Claude support is hook-aware and file-aware.

Published artifacts:

ArtifactPath
InstructionsCLAUDE.md
Skills.claude/skills/<name>/skill.md
Hooks.claude/hooks/...
Settings.claude/settings.json

Claude reads CLAUDE.md on startup and auto-activates skills through hooks and activation rules.

Codex support is document-driven rather than hook-driven.

Published artifacts:

ArtifactPath
InstructionsAGENTS.md
Skills.agents/skills/<name>/SKILL.md
Directory scope<dir>/AGENTS.md

Codex reads the root AGENTS.md and can use directory-scoped AGENTS.md files for local context.

Use --target all to generate both sets from one run:

Terminal window
npx aspens doc init --target all

You don’t need to start from scratch. aspens reuses existing repo understanding:

Terminal window
# Add just Codex output
npx aspens doc init --target codex
# Or regenerate both together
npx aspens doc init --target all

aspens uses existing CLAUDE.md and .claude/skills as context when generating Codex output.

The target and backend are independent.
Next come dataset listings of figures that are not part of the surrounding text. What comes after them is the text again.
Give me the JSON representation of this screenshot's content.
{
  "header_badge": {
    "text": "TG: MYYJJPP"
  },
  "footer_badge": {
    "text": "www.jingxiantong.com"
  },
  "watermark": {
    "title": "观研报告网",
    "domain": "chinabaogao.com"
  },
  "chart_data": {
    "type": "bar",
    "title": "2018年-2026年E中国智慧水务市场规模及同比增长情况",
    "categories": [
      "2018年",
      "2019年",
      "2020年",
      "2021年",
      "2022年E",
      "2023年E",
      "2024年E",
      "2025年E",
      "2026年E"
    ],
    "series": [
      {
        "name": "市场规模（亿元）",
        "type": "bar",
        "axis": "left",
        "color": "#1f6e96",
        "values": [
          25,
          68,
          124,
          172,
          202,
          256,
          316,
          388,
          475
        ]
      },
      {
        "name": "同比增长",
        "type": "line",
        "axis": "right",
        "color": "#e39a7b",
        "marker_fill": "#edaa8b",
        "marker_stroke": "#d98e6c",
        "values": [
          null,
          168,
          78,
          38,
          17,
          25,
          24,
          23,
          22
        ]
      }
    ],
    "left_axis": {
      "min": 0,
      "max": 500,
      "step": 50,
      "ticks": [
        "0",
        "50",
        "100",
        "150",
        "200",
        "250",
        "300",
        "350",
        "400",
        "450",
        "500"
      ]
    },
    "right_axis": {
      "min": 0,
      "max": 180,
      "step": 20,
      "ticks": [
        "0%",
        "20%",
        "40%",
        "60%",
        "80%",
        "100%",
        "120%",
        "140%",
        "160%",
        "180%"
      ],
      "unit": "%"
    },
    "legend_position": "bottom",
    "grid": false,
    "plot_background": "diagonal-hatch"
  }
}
You can mix and match:

Terminal window
# Claude format, generated by Claude CLI
npx aspens doc init --target claude --backend claude
# Codex format, generated by Codex CLI
npx aspens doc init --target codex --backend codex
# Both formats, generated by Claude CLI
npx aspens doc init --target all --backend claude

Target and backend settings persist in .aspens.json:

{
"targets": ["claude", "codex"],
"backend": "claude"
}

Once configured, commands like doc sync and doc impact use the saved settings automatically.

The git post-commit hook works for all configured targets:

Terminal window
npx aspens doc sync --install-hook

One hook, all targets updated. Claude-specific activation hooks remain Claude-only.